Results: A total of 186 patients were included in the study and were followed up for a mean period of 363.0 ± 222.6 days. The average age was 68.7 ± 10.8, and 118 (63.4%) patients were male. The mean time between stroke and ILR was 7.0 ± 5.5 days. The mean time between referral and ILR was 1.0 ± 2.0 days. AF was detected in 25 (13.4%) patients. During the first 30 days of monitoring AF was detected in 9 (5.35%) patients.

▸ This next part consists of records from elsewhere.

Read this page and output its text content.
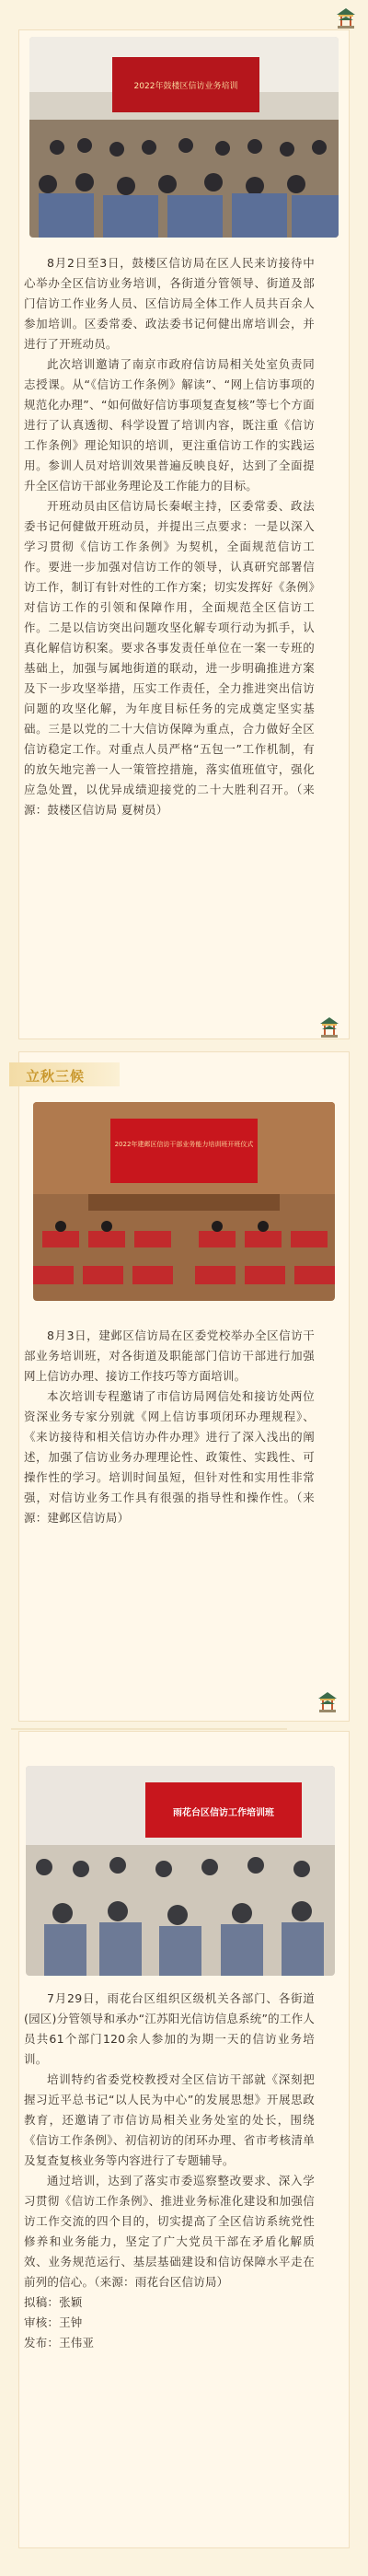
2022年鼓楼区信访业务培训

8月2日至3日，鼓楼区信访局在区人民来访接待中心举办全区信访业务培训，各街道分管领导、街道及部门信访工作业务人员、区信访局全体工作人员共百余人参加培训。区委常委、政法委书记何健出席培训会，并进行了开班动员。

此次培训邀请了南京市政府信访局相关处室负责同志授课。从“《信访工作条例》解读”、“网上信访事项的规范化办理”、“如何做好信访事项复查复核”等七个方面进行了认真透彻、科学设置了培训内容，既注重《信访工作条例》理论知识的培训，更注重信访工作的实践运用。参训人员对培训效果普遍反映良好，达到了全面提升全区信访干部业务理论及工作能力的目标。

开班动员由区信访局长秦岷主持，区委常委、政法委书记何健做开班动员，并提出三点要求：一是以深入学习贯彻《信访工作条例》为契机，全面规范信访工作。要进一步加强对信访工作的领导，认真研究部署信访工作，制订有针对性的工作方案；切实发挥好《条例》对信访工作的引领和保障作用，全面规范全区信访工作。二是以信访突出问题攻坚化解专项行动为抓手，认真化解信访积案。要求各事发责任单位在一案一专班的基础上，加强与属地街道的联动，进一步明确推进方案及下一步攻坚举措，压实工作责任，全力推进突出信访问题的攻坚化解，为年度目标任务的完成奠定坚实基础。三是以党的二十大信访保障为重点，合力做好全区信访稳定工作。对重点人员严格“五包一”工作机制，有的放矢地完善一人一策管控措施，落实值班值守，强化应急处置，以优异成绩迎接党的二十大胜利召开。（来源：鼓楼区信访局 夏树员）

立秋三候
2022年建邺区信访干部业务能力培训班开班仪式

8月3日，建邺区信访局在区委党校举办全区信访干部业务培训班，对各街道及职能部门信访干部进行加强网上信访办理、接访工作技巧等方面培训。

本次培训专程邀请了市信访局网信处和接访处两位资深业务专家分别就《网上信访事项闭环办理规程》、《来访接待和相关信访办件办理》进行了深入浅出的阐述，加强了信访业务办理理论性、政策性、实践性、可操作性的学习。培训时间虽短，但针对性和实用性非常强，对信访业务工作具有很强的指导性和操作性。（来源：建邺区信访局）

雨花台区信访工作培训班

7月29日，雨花台区组织区级机关各部门、各街道(园区)分管领导和承办“江苏阳光信访信息系统”的工作人员共61个部门120余人参加的为期一天的信访业务培训。

培训特约省委党校教授对全区信访干部就《深刻把握习近平总书记“以人民为中心”的发展思想》开展思政教育，还邀请了市信访局相关业务处室的处长，围绕《信访工作条例》、初信初访的闭环办理、省市考核清单及复查复核业务等内容进行了专题辅导。

通过培训，达到了落实市委巡察整改要求、深入学习贯彻《信访工作条例》、推进业务标准化建设和加强信访工作交流的四个目的，切实提高了全区信访系统党性修养和业务能力，坚定了广大党员干部在矛盾化解质效、业务规范运行、基层基础建设和信访保障水平走在前列的信心。（来源：雨花台区信访局）

拟稿：张颖

审核：王钟

发布：王伟亚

A total of 107 (57.5%) implants were performed by a specialist nurse. There was no significant difference in the major complication rate (requiring device removal) between nurse- and physician-led implant (1 [0.95%] vs 0 [0%]; p=0.389).

Conclusion: Inpatient ILR for cryptogenic stroke was feasible. The rate of AF detection in the first month post CS was 5.35%; however, more AF was detected up to 1 year post implant suggesting rationale for proceeding directly to ILR implant in these patients before discharge in order to not delay treatment. A nurse-led service was also viable with no significant difference in the major complication rate compared with physician-led implants.